In a letter to the Securities and Exchange Board of India (Sebi) and marked to the RBI, ministry of corporate affairs and exchanges, Agarwal has cited compliance failures and pressed multiple charges of mismanagement in capital-raising exercises by Yes Bank CEO Ravneet Gill.

Yes Bank has been making efforts to raise capital and informed the exchanges on Friday it had decided to drop $1.2 billion investment offer of Erwin Singh Braich, backed by the Hong Kong-based SPGP Holdings. The bank said the bid by Citax Holdings and Citax Investment Group was still under consideration and would be taken up at its next board meeting.

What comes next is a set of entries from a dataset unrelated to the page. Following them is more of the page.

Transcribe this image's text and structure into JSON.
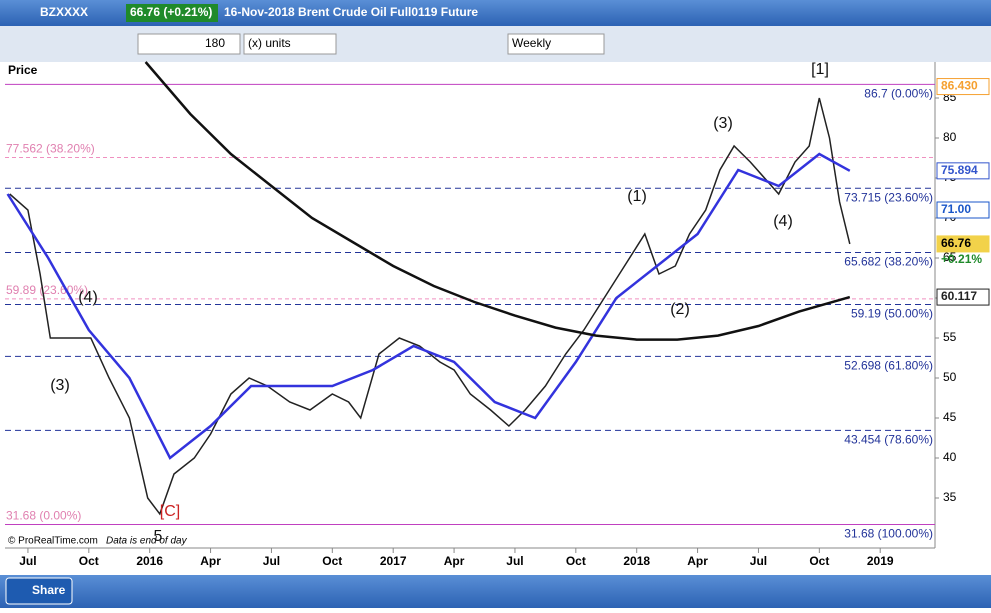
{
  "header": {
    "symbol": "BZXXXX",
    "quote": "66.76 (+0.21%)",
    "description": "16-Nov-2018 Brent Crude Oil Full0119 Future"
  },
  "toolbar": {
    "units_value": "180",
    "units_label": "(x) units",
    "period": "Weekly"
  },
  "panel_label": "Price",
  "footer": {
    "credit": "© ProRealTime.com",
    "note": "Data is end of day",
    "share": "Share"
  },
  "chart_data": {
    "type": "line",
    "xlim": [
      -1.13,
      44.7
    ],
    "ylim": [
      31,
      89.5
    ],
    "xticks": [
      {
        "value": 0,
        "label": "Jul"
      },
      {
        "value": 3,
        "label": "Oct"
      },
      {
        "value": 6,
        "label": "2016"
      },
      {
        "value": 9,
        "label": "Apr"
      },
      {
        "value": 12,
        "label": "Jul"
      },
      {
        "value": 15,
        "label": "Oct"
      },
      {
        "value": 18,
        "label": "2017"
      },
      {
        "value": 21,
        "label": "Apr"
      },
      {
        "value": 24,
        "label": "Jul"
      },
      {
        "value": 27,
        "label": "Oct"
      },
      {
        "value": 30,
        "label": "2018"
      },
      {
        "value": 33,
        "label": "Apr"
      },
      {
        "value": 36,
        "label": "Jul"
      },
      {
        "value": 39,
        "label": "Oct"
      },
      {
        "value": 42,
        "label": "2019"
      }
    ],
    "yticks": [
      35,
      40,
      45,
      50,
      55,
      60,
      65,
      70,
      75,
      80,
      85
    ],
    "series": [
      {
        "color": "#222222",
        "x": [
          -0.9,
          0,
          0.6,
          1.1,
          1.6,
          2.3,
          3.1,
          4,
          5,
          5.9,
          6.5,
          7.2,
          8.2,
          9,
          10,
          10.9,
          11.8,
          12.9,
          13.9,
          15,
          15.8,
          16.4,
          17.3,
          18.3,
          19.3,
          20.3,
          21,
          21.8,
          22.8,
          23.7,
          24.5,
          25.5,
          26.5,
          27.4,
          28.4,
          29.4,
          30.4,
          31.1,
          31.9,
          32.6,
          33.4,
          34.1,
          34.8,
          35.6,
          36.3,
          37,
          37.8,
          38.5,
          39,
          39.5,
          40,
          40.5
        ],
        "values": [
          73,
          71,
          63,
          55,
          55,
          55,
          55,
          50,
          45,
          35,
          33,
          38,
          40,
          43,
          48,
          50,
          49,
          47,
          46,
          48,
          47,
          45,
          53,
          55,
          54,
          52,
          51,
          48,
          46,
          44,
          46,
          49,
          53,
          56,
          60,
          64,
          68,
          63,
          64,
          68,
          71,
          76,
          79,
          77,
          75,
          73,
          77,
          79,
          85,
          80,
          72,
          66.76
        ]
      },
      {
        "color": "#3333dd",
        "x": [
          -1,
          1,
          3,
          5,
          7,
          9,
          11,
          13,
          15,
          17,
          19,
          21,
          23,
          25,
          27,
          29,
          31,
          33,
          35,
          37,
          39,
          40.5
        ],
        "values": [
          73,
          65,
          56,
          50,
          40,
          44,
          49,
          49,
          49,
          51,
          54,
          52,
          47,
          45,
          52,
          60,
          64,
          68,
          76,
          74,
          78,
          75.894
        ]
      },
      {
        "color": "#111111",
        "x": [
          5.8,
          8,
          10,
          12,
          14,
          16,
          18,
          20,
          22,
          24,
          26,
          28,
          30,
          32,
          34,
          36,
          38,
          40.5
        ],
        "values": [
          89.5,
          83,
          78,
          74,
          70,
          67,
          64,
          61.5,
          59.5,
          57.8,
          56.3,
          55.3,
          54.8,
          54.8,
          55.3,
          56.5,
          58.3,
          60.117
        ]
      }
    ],
    "levels": [
      {
        "value": 86.7,
        "label": "86.7 (0.00%)"
      },
      {
        "value": 73.715,
        "label": "73.715 (23.60%)"
      },
      {
        "value": 65.682,
        "label": "65.682 (38.20%)"
      },
      {
        "value": 59.19,
        "label": "59.19 (50.00%)"
      },
      {
        "value": 52.698,
        "label": "52.698 (61.80%)"
      },
      {
        "value": 43.454,
        "label": "43.454 (78.60%)"
      },
      {
        "value": 31.68,
        "label": "31.68 (100.00%)"
      }
    ],
    "pink_levels": [
      {
        "value": 77.562,
        "label": "77.562 (38.20%)"
      },
      {
        "value": 59.89,
        "label": "59.89 (23.60%)"
      },
      {
        "value": 31.68,
        "label": "31.68 (0.00%)"
      }
    ],
    "badges": [
      {
        "value": 86.43,
        "label": "86.430"
      },
      {
        "value": 75.894,
        "label": "75.894"
      },
      {
        "value": 71,
        "label": "71.00"
      },
      {
        "value": 66.76,
        "label": "66.76"
      },
      {
        "value": 60.117,
        "label": "60.117"
      }
    ],
    "change": "+0.21%",
    "annotations": [
      "(4)",
      "(3)",
      "5",
      "[C]",
      "(1)",
      "(2)",
      "(3)",
      "(4)",
      "[1]"
    ]
  }
}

On November 24, 2019, Mint newspaper reported the RBI had asked Yes Bank to re-examine the fit and proper status of the lender’s audit committee chairman Agarwal after it was found that he had failed to disclose details of criminal cases filed against him, according to people familiar with the matter.

Agarwal has sought a forensic audit into the lender’s fund-raising exercise as well as its communication to authorities. In the letter to Sebi, seen by FE, Agarwal has said Gill was unable to present before the board binding term sheets from most of the nine investors whose names were “verbally” shared with the board. “On our persistence, CEO/MD tabled a copy of the term-sheets received from one from CITAX and second jointly from SGPG Holding (HK) Ltd. and Mr Erwin Singh Braich which were incomplete and did not include firm commitment as to the price, size, timings, confirmation from the banks about availability of the funds etc,” Agarwal wrote in the letter. He further accused the bank of sending to the stock exchanges and regulators, communication that was at variance with that presented before the board. National Stock Exchange (NSE), Agarwal claimed, had issued several letters to Yes Bank seeking details of the “global investor” who had offered to invest $1.2 billion, as per the CEO’s submission before the board on October 31.

An empowered committee of the bank met on January 7 and reviewed presentations made by three independent experts on the subject of the bank’s fund-raising. Yes Bank’s shares ended 5.29% lower than the previous day’s close at Rs 44.80 on the BSE on Friday.